The new residential buildings, ranging from 6 to 22 storeys, are arranged as five quarters with private courtyards organised around a central square with fountains. Their architectural character is shaped by the proximity of the red-brick industrial buildings: finishes in facing brick and fibre-reinforced concrete panels, together with large window openings, establish a dialogue between the new architecture and Geppener’s historic structures.

The central square is the focal point of the entire development. A series of distinctive bridges spans above it, leading to different buildings as well as into each of the courtyards. The square is visually defined by the central towers, which are proposed to be finished in silvery ceramics. Combined with narrow vertical window openings, this material is intended to evoke the site’s water-related history.

The ground floors of most buildings are given over to social and everyday infrastructure, including premises for a nursery school for 125 children, a supermarket встроенный in the outer corner of the development, and a range of other amenities, making the quarter open and attractive to the city as a whole.
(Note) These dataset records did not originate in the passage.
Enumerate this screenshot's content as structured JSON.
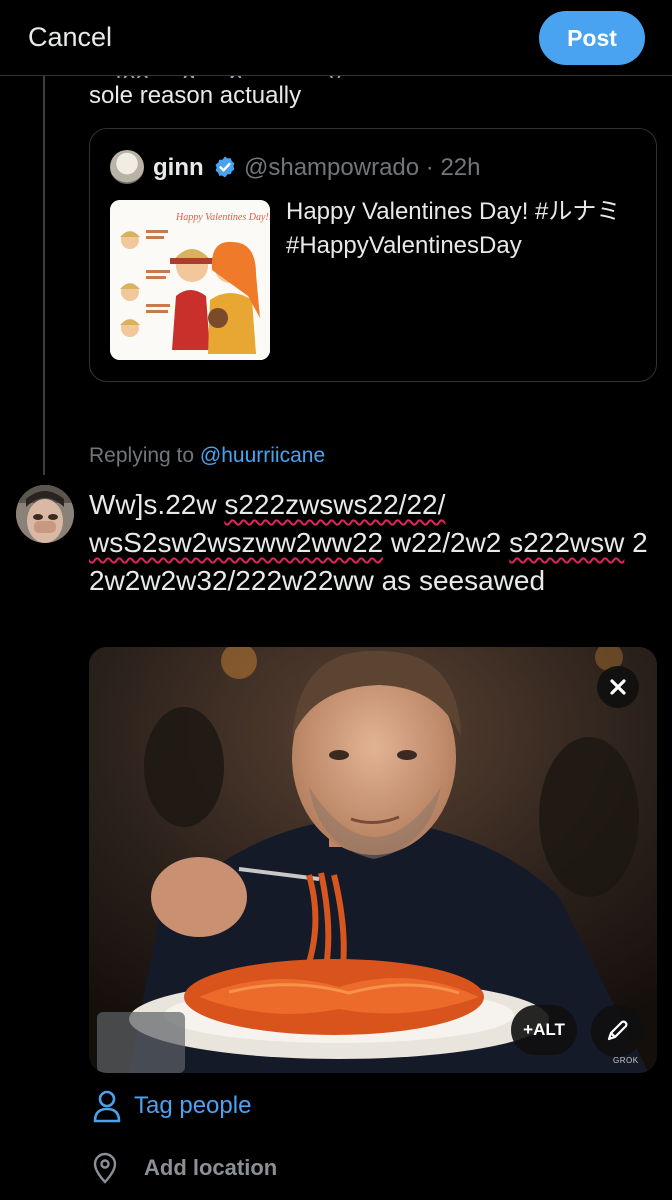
{
  "header": {
    "cancel_label": "Cancel",
    "post_label": "Post"
  },
  "previous_post": {
    "partial_line": "... too ... g ... p ... ... ... y ...",
    "last_line": "sole reason actually"
  },
  "quoted_post": {
    "author_name": "ginn",
    "handle_time": "@shampowrado · 22h",
    "text": "Happy Valentines Day! #ルナミ #HappyValentinesDay",
    "image_caption": "Happy Valentines Day!!"
  },
  "reply_context": {
    "prefix": "Replying to ",
    "handle": "@huurriicane"
  },
  "compose": {
    "segments": [
      {
        "text": "Ww]s.22w ",
        "misspelled": false
      },
      {
        "text": "s222zwsws22/22/",
        "misspelled": true
      },
      {
        "text": " ",
        "misspelled": false
      },
      {
        "text": "wsS2sw2wszww2ww22",
        "misspelled": true
      },
      {
        "text": " w22/2w2 ",
        "misspelled": false
      },
      {
        "text": "s222wsw",
        "misspelled": true
      },
      {
        "text": " 2 2w2w2w32/222w22ww as seesawed",
        "misspelled": false
      }
    ]
  },
  "media": {
    "alt_label": "+ALT",
    "watermark": "GROK"
  },
  "actions": {
    "tag_people_label": "Tag people",
    "add_location_label": "Add location"
  },
  "colors": {
    "accent": "#4aa3f0",
    "background": "#000000",
    "text": "#e7e9ea",
    "muted": "#71767b",
    "spellcheck": "#e0245e"
  },
  "icons": [
    "close-icon",
    "verified-badge-icon",
    "pencil-icon",
    "person-icon",
    "location-pin-icon"
  ]
}
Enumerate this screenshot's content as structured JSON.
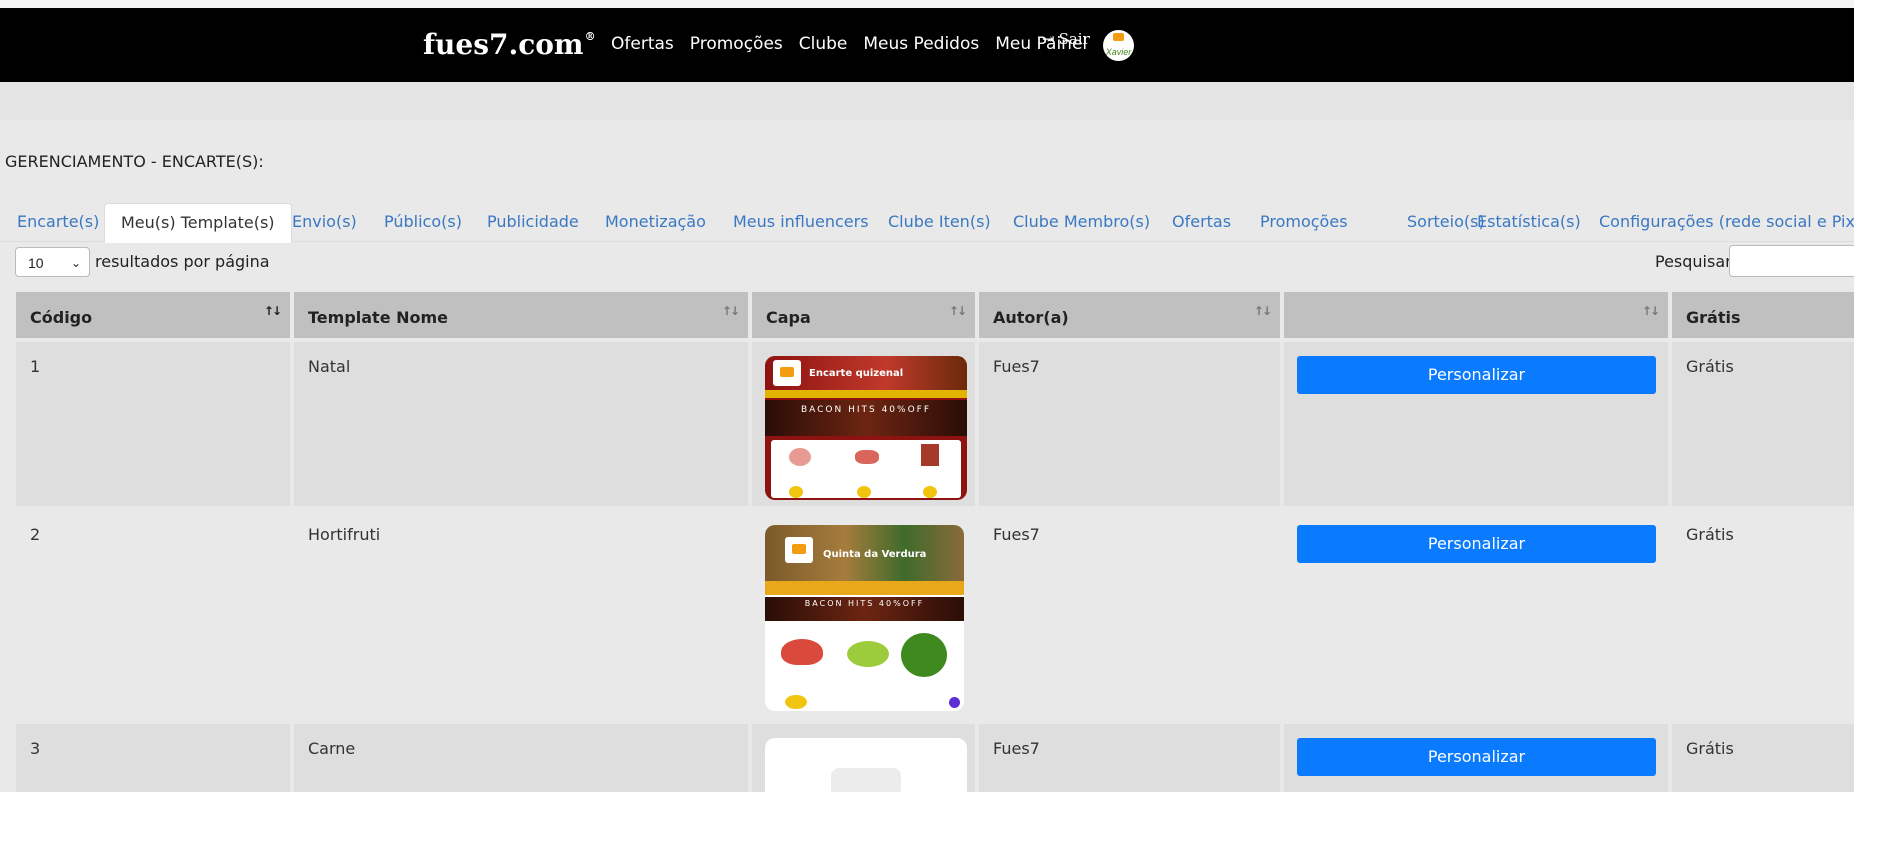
{
  "brand": {
    "name": "fues7.com",
    "mark": "®"
  },
  "nav": {
    "items": [
      "Ofertas",
      "Promoções",
      "Clube",
      "Meus Pedidos",
      "Meu Painel"
    ],
    "logout": "Sair",
    "avatar_text": "Xavier"
  },
  "page_title": "GERENCIAMENTO - ENCARTE(S):",
  "tabs": [
    {
      "label": "Encarte(s)"
    },
    {
      "label": "Meu(s) Template(s)"
    },
    {
      "label": "Envio(s)"
    },
    {
      "label": "Público(s)"
    },
    {
      "label": "Publicidade"
    },
    {
      "label": "Monetização"
    },
    {
      "label": "Meus influencers"
    },
    {
      "label": "Clube Iten(s)"
    },
    {
      "label": "Clube Membro(s)"
    },
    {
      "label": "Ofertas"
    },
    {
      "label": "Promoções"
    },
    {
      "label": "Sorteio(s)"
    },
    {
      "label": "Estatística(s)"
    },
    {
      "label": "Configurações (rede social e Pixel)"
    }
  ],
  "active_tab": "Meu(s) Template(s)",
  "length": {
    "value": "10",
    "label": "resultados por página"
  },
  "search": {
    "label": "Pesquisar",
    "value": ""
  },
  "table": {
    "headers": [
      "Código",
      "Template Nome",
      "Capa",
      "Autor(a)",
      "",
      "Grátis"
    ],
    "rows": [
      {
        "code": "1",
        "name": "Natal",
        "cover_title": "Encarte quizenal",
        "author": "Fues7",
        "action": "Personalizar",
        "price": "Grátis"
      },
      {
        "code": "2",
        "name": "Hortifruti",
        "cover_title": "Quinta da Verdura",
        "author": "Fues7",
        "action": "Personalizar",
        "price": "Grátis"
      },
      {
        "code": "3",
        "name": "Carne",
        "cover_title": "",
        "author": "Fues7",
        "action": "Personalizar",
        "price": "Grátis"
      }
    ]
  },
  "cover_banner": "BACON HITS 40%OFF",
  "colors": {
    "navbar": "#000000",
    "link": "#3a78c3",
    "button": "#0a7bff",
    "header": "#c0c0c0"
  }
}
The location of the quarter on the edge of a reorganised industrial zone and alongside a railway branch line determined its internal structure, based on intersecting planning axes. A six-metre change in level across the site made it possible to organise a large semi-underground car park for 2,990 vehicles with minimal disruption, freeing the surface from cars.

The landscape design concept also introduces real water features into the quarter. In addition, the existing park is preserved and a historic lime-tree avenue is restored.